KEYNOTE-867 evaluated KEYTRUDA (pembrolizumab) in combination with stereotactic body radiotherapy (SBRT) for stage I or II non-small cell lung cancer (NSCLC). The DMC recommended discontinuation due to a lack of improvement in event-free survival (EFS) or overall survival (OS) compared to placebo plus SBRT. Additionally, KEYTRUDA in combination with SBRT was associated with higher rates of adverse events (AEs), including AEs leading to death, compared with SBRT and placebo.

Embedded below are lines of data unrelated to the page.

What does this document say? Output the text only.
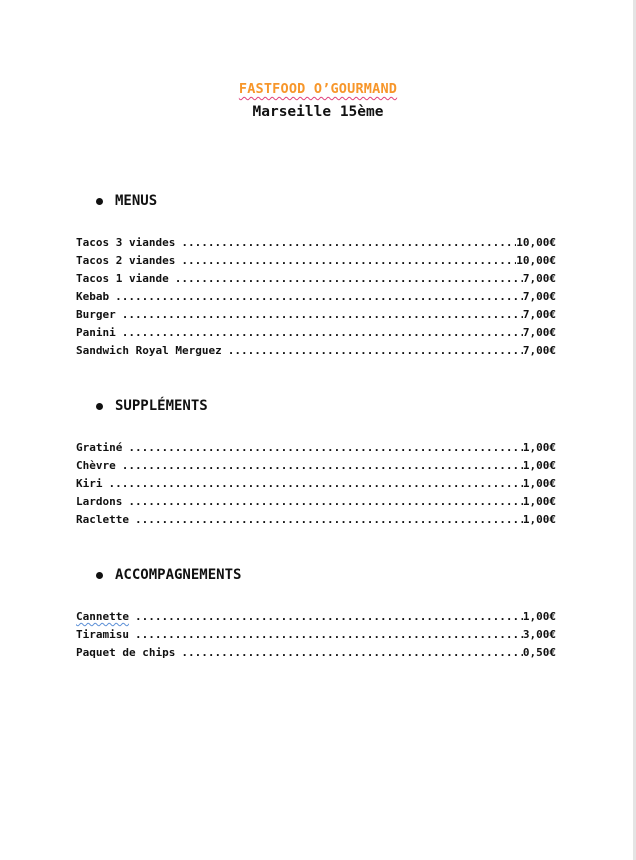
FASTFOOD O’GOURMAND
Marseille 15ème
MENUS
Tacos 3 viandes .....	10,00€
Tacos 2 viandes .....	10,00€
Tacos 1 viande .....	7,00€
Kebab .....	7,00€
Burger .....	7,00€
Panini .....	7,00€
Sandwich Royal Merguez .....	7,00€
SUPPLÉMENTS
Gratiné .....	1,00€
Chèvre .....	1,00€
Kiri .....	1,00€
Lardons .....	1,00€
Raclette .....	1,00€
ACCOMPAGNEMENTS
Cannette .....	1,00€
Tiramisu .....	3,00€
Paquet de chips .....	0,50€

KEYNOTE-630 evaluated KEYTRUDA for the adjuvant treatment of high-risk locally advanced cutaneous squamous cell carcinoma (cSCC) following surgery and radiation. The DMC recommended discontinuation due to a lack of statistical significance in recurrence-free survival (RFS). OS was not formally tested, but at the time of the analysis the results did not favour KEYTRUDA compared to placebo. The safety profile of KEYTRUDA in this trial was consistent with its established safety profile.

Merck has informed study investigators and advised patients to discuss next steps with their physicians. Data analyses for both trials are ongoing and will be shared with the scientific community and regulatory agencies.